Thursday, June 15, 2006
Willard Brown, the man who confessed 21/2 years ago to killing Deborah Sykes in downtown Winston-Salem in 1984, has refused an interview request from a committee reviewing how police investigated the case.
Brown is now serving a sentence of life plus 10 years at Central Prison in Raleigh. The wrong man, Darryl Hunt, was twice convicted in the case before DNA evidence pointed to Brown in late 2003.
Sykes, a newspaper copy editor, was raped and killed on Aug. 10, 1984, on her way to work at The Sentinel, the city's afternoon paper at the time.
The case proved highly divisive over the years, as Hunt's supporters said that police overlooked evidence that would have led to other suspects.
In light of Brown's confession and guilty plea in the case, the committee is reviewing how police did their work and how police procedures have changed.
"More than anybody else, he knows exactly what happened on that morning," said Don Nielsen, the chairman of the Deborah Sykes Administrative Review Committee, said, referring to Brown.
"If he was going to be truthful, it certainly would have given us more information and people to talk to," Nielsen said.
Public defender Pete Clary represented Brown in the Sykes case. Clary said in 2004 that Brown had acted alone.
Brown is the latest in a series of people involved in the case who have refused to speak to investigators assigned to the committee.
Many of the retired police officers involved in the Sykes case and other related cases have refused the committee's interview requests, including a detective who questioned Brown about Sykes' death.
In recent weeks, prison officials relayed the committee's request for an interview with Brown, who refused.

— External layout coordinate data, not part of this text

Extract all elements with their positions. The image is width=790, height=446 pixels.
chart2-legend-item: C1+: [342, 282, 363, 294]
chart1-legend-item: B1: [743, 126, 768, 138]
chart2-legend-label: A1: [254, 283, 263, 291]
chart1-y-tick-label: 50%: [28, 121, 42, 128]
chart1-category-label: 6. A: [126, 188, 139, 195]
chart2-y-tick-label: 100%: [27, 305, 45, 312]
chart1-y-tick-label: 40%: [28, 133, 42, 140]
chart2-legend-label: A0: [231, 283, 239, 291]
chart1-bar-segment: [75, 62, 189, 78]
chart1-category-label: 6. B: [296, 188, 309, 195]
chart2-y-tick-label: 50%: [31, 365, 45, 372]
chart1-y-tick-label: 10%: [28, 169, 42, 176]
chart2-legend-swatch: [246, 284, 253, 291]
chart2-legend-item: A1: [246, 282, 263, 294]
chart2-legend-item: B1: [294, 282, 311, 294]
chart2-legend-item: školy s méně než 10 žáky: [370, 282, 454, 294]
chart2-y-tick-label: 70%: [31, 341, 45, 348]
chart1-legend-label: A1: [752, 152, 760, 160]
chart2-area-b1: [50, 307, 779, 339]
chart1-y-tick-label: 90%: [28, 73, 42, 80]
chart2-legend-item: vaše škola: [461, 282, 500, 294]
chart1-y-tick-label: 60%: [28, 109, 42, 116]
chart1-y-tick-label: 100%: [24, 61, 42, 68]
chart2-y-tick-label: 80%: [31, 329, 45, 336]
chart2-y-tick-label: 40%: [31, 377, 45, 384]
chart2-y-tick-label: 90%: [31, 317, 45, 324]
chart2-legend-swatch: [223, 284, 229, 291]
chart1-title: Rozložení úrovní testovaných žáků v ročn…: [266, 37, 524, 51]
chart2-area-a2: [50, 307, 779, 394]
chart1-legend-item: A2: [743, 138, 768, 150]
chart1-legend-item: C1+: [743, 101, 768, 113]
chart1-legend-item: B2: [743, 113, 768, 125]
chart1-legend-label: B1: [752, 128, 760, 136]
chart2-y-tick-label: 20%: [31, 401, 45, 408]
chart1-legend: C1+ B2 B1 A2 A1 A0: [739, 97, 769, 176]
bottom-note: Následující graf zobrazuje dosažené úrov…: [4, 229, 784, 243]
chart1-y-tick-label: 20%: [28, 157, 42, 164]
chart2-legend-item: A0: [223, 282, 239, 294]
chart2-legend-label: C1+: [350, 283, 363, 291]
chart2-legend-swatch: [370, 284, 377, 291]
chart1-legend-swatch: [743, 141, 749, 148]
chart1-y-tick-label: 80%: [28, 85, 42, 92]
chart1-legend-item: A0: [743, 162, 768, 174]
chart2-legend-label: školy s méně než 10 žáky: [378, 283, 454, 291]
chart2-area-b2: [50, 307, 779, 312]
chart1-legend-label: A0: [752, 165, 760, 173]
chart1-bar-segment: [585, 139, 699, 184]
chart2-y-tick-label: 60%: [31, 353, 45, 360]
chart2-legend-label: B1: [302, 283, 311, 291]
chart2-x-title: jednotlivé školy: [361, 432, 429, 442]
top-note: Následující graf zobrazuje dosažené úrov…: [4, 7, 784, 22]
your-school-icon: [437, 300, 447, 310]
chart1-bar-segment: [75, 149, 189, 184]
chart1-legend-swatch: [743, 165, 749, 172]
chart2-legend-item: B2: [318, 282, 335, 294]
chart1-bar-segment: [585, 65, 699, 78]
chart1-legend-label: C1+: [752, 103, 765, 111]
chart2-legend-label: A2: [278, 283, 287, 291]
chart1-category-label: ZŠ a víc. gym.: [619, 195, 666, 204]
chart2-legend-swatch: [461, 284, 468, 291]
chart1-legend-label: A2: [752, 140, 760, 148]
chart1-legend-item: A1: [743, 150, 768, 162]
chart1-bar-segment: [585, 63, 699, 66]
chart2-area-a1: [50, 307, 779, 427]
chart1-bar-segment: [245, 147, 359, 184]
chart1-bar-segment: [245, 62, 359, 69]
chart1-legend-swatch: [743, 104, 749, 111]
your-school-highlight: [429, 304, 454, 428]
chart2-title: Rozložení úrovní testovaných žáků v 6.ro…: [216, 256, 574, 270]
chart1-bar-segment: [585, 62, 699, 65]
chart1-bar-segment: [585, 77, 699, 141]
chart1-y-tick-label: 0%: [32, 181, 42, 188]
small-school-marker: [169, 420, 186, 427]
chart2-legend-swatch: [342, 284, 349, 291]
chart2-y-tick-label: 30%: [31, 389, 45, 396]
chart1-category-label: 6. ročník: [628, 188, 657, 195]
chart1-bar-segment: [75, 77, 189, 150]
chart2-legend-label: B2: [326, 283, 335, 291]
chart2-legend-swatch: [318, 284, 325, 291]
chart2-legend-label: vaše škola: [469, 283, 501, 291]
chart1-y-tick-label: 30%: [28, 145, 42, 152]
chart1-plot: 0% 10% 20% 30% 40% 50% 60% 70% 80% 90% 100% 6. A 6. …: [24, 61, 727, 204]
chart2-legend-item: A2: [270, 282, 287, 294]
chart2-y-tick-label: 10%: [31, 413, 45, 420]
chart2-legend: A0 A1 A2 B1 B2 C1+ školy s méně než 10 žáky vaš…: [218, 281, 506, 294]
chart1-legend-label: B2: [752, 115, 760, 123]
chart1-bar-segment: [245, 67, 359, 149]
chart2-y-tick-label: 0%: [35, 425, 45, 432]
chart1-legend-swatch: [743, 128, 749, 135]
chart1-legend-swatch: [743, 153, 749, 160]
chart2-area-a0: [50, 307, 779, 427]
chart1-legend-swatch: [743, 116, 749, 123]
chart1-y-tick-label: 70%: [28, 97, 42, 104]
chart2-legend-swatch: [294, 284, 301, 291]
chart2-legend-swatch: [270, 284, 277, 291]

When investigators went to Raleigh to interview Sammy Mitchell, one of Hunt's friends who was charged in Sykes' killing but never tried, they asked Brown again.
Brown again refused, through prison officials, said Lee Garrity, an assistant city manager who oversees the committee.
Garrity and Nielsen said they did not know the details of questions investigators had for Brown.
Garrity declined to make an investigator available yesterday, saying he would not do so until the committee had been briefed about Brown's refusal at tonight's meeting.
"This is a very open and public review, and we will give you access. We're just trying to follow our normal practice," Garrity said.
"Willard Brown is key to many parts of this review, particularly the issues of the other rapes that appear to be related," he said.
A timeline prepared by committee member Jet Hollander shows that four similar rapes, including the one of Sykes, happened in the downtown area in 1984 and 1985.
In one of the cases, the victim said she thought that the rapist was Brown but could not be absolutely certain. No charges were filed in the case
In another case, two months before Sykes' rape and slaying, police destroyed the evidence while the case was still open, a week before Hunt's arrest.
Garrity said he did not know why the evidence was destroyed.
"That timing is unusual," he said.
At tonight's meeting at 6, Warren Sparrow will speak to the committee and answer questions. Sparrow was the district attorney who prosecuted the second trial of Hunt for the killing of Arthur Wilson in 1983. Hunt was acquitted.
The committee also has asked former Police Chief George Sweat to speak with investigators.
Sweat was chief from 1987 to 1999 and is now the secretary of the N.C. Department of Juvenile Justice and Delinquency Prevention. He was out of the office yesterday.